Paul Mendel (“Mendel”) was employed by the City of Gibraltar (“City”) as a dispatcher in the police department and also served as a volunteer firefighter. After Mendel’s employment was terminated, he sued the City for allegedly violating his rights under the FMLA and FLSA. The City claimed that volunteer firefighters are not employees of the City and that the City does not meet the requirements for FMLA.
At the time Mendel was terminated from his position, the City employed 41 employees excluding its volunteer firefighters. The City required that volunteer firefighters complete training on their own time without compensation. The volunteers are not required to respond to any emergency call, but they are paid $15 per hour when they do respond to a call or maintain equipment. They do not work set shifts or staff a fire station and they do not receive health insurance, sick or vacation time, social security benefits or premium pay. The volunteer firefighters generally receive a Form-1099 MISC from the City. The City does have an employment application for the firefighters and it keeps a personnel file for each firefighter. Mendel introduced evidence demonstrating that several other communities pay their full-time firefighters wages ranging from $14 to $17 per hour.
The City filed a motion for summary judgment asserting that it did not have enough employees for application of the FMLA because volunteer firefighters are not employees for purposes of the FMLA. The district court granted summary judgment in favor of the City.
The issue on appeal was whether Mendel was an “eligible employee” within the meaning of the FMLA. The FMLA excludes “any employee of an employer who is employed at a worksite at which such employer employs less than 50 employees if the total number of employees employed by that employer within 75 miles of that worksite is less than 50.” 29 U.S.C. § 2611(2)(B).
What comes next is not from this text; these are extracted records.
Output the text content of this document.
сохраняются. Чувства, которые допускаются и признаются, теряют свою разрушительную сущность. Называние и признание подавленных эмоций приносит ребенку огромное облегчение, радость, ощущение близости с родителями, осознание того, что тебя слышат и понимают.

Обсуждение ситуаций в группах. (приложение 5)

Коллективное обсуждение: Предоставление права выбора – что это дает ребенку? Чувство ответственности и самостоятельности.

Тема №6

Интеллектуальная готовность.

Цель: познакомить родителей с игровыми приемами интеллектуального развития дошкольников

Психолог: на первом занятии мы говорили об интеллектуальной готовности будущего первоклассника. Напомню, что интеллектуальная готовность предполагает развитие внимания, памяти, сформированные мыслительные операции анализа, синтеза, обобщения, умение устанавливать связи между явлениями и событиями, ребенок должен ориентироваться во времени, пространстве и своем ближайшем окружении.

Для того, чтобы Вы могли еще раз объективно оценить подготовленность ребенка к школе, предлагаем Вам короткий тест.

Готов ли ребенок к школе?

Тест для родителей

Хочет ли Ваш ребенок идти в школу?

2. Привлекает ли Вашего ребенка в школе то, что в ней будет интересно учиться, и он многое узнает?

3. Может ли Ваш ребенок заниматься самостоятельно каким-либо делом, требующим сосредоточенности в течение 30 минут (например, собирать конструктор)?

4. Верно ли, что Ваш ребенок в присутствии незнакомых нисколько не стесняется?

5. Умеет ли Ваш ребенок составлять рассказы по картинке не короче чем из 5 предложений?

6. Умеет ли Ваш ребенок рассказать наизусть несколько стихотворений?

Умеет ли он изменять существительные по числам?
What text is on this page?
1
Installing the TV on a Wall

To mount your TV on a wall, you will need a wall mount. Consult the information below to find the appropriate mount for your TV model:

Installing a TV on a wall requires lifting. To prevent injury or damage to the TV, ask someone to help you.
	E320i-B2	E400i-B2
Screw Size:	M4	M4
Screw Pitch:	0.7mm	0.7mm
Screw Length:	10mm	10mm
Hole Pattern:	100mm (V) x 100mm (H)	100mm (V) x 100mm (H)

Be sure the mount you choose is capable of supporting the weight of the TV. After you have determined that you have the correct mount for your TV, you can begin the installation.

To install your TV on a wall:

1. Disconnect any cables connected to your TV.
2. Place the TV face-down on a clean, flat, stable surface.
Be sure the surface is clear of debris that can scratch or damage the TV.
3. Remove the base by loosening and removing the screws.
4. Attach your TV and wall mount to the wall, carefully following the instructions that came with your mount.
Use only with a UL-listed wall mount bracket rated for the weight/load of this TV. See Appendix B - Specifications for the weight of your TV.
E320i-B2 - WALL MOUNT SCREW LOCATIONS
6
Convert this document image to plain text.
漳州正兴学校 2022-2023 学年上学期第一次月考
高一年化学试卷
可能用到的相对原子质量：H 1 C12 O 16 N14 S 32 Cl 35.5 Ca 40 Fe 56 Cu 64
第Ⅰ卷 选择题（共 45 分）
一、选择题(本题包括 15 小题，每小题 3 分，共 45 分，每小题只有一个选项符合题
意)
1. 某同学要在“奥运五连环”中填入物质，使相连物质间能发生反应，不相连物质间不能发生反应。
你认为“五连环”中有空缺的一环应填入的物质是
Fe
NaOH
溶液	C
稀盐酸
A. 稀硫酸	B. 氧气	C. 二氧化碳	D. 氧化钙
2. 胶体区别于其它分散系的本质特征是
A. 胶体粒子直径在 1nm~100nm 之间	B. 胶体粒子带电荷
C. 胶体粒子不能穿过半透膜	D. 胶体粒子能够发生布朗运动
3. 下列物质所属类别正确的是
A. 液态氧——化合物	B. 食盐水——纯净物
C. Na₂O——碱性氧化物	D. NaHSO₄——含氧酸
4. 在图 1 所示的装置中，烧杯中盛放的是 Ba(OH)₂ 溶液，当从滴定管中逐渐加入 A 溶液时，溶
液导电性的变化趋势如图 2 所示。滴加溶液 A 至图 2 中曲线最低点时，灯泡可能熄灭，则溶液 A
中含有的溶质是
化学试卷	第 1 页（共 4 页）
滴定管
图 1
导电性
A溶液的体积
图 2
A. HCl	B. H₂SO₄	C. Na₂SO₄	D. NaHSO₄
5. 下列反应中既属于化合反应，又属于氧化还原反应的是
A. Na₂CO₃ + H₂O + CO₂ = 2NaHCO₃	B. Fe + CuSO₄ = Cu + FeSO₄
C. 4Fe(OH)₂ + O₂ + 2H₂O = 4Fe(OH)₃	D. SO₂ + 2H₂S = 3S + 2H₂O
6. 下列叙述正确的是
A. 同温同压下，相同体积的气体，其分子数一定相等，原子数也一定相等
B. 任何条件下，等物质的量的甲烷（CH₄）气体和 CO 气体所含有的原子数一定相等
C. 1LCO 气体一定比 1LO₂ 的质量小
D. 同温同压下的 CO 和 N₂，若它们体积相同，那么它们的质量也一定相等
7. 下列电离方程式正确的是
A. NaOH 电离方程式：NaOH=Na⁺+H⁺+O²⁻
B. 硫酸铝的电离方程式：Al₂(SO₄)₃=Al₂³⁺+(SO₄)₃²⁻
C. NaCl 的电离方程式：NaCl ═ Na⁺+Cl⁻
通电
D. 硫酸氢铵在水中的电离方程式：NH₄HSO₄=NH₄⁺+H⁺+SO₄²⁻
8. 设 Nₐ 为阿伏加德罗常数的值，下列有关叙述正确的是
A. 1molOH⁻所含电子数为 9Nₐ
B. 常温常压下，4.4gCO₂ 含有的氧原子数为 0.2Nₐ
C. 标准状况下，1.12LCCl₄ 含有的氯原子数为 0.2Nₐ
If the volunteer firefighters are employees of the City, then the City employs 50 or more employees and Mendel is an eligible employee under the FMLA.
The FMLA provides that the terms “employ” and “employee” have the same meaning as given in § 203(e) of the FLSA. Section 203(e) of the FLSA defines “employee” as “any individual employed by an employer.” Section 203(g) defines “employ” as “to suffer or permit to work.” The court found that the volunteer firefighters fell within the FLSA’s broad definition of employee because the firefighters were suffered or permitted to work, and even received substantial wages for their work.
The court continued its analysis in light of amendments to the FLSA, which clarified that individuals who volunteer to perform services for a public agency are not employees under the FLSA if the volunteer received no compensation or was paid expenses, reasonable benefits, or a nominal fee to perform the services for which they volunteered. 29 U.S.C. § 203(e)(4)(A). The court specifically examined whether the wages paid to the volunteer firefighters constituted “compensation” or a “nominal fee.” The court decided that the hourly wages paid to the firefighters were not nominal fees, but were compensation under the FLSA, because the firefighters performed services with the promise, expectation, and receipt of substantial compensation. The court also noted that the hourly wages paid to the volunteer firefighters were substantially similar to the hourly rates paid to full-time employed firefighters in some of the neighboring communities.
The court distinguished the applicability of § 203(y) of the FLSA to this case. That section defines “employee in fire protection activities” and contains special rules for calculating overtime pay. The court held that this section was inapplicable to this case because the role of § 203(y) is to define a particular class of firefighters who are treated somewhat differently from ordinary employees. The statute for determining whether firefighters qualify as employees or volunteers under the FLSA in general is § 203(e).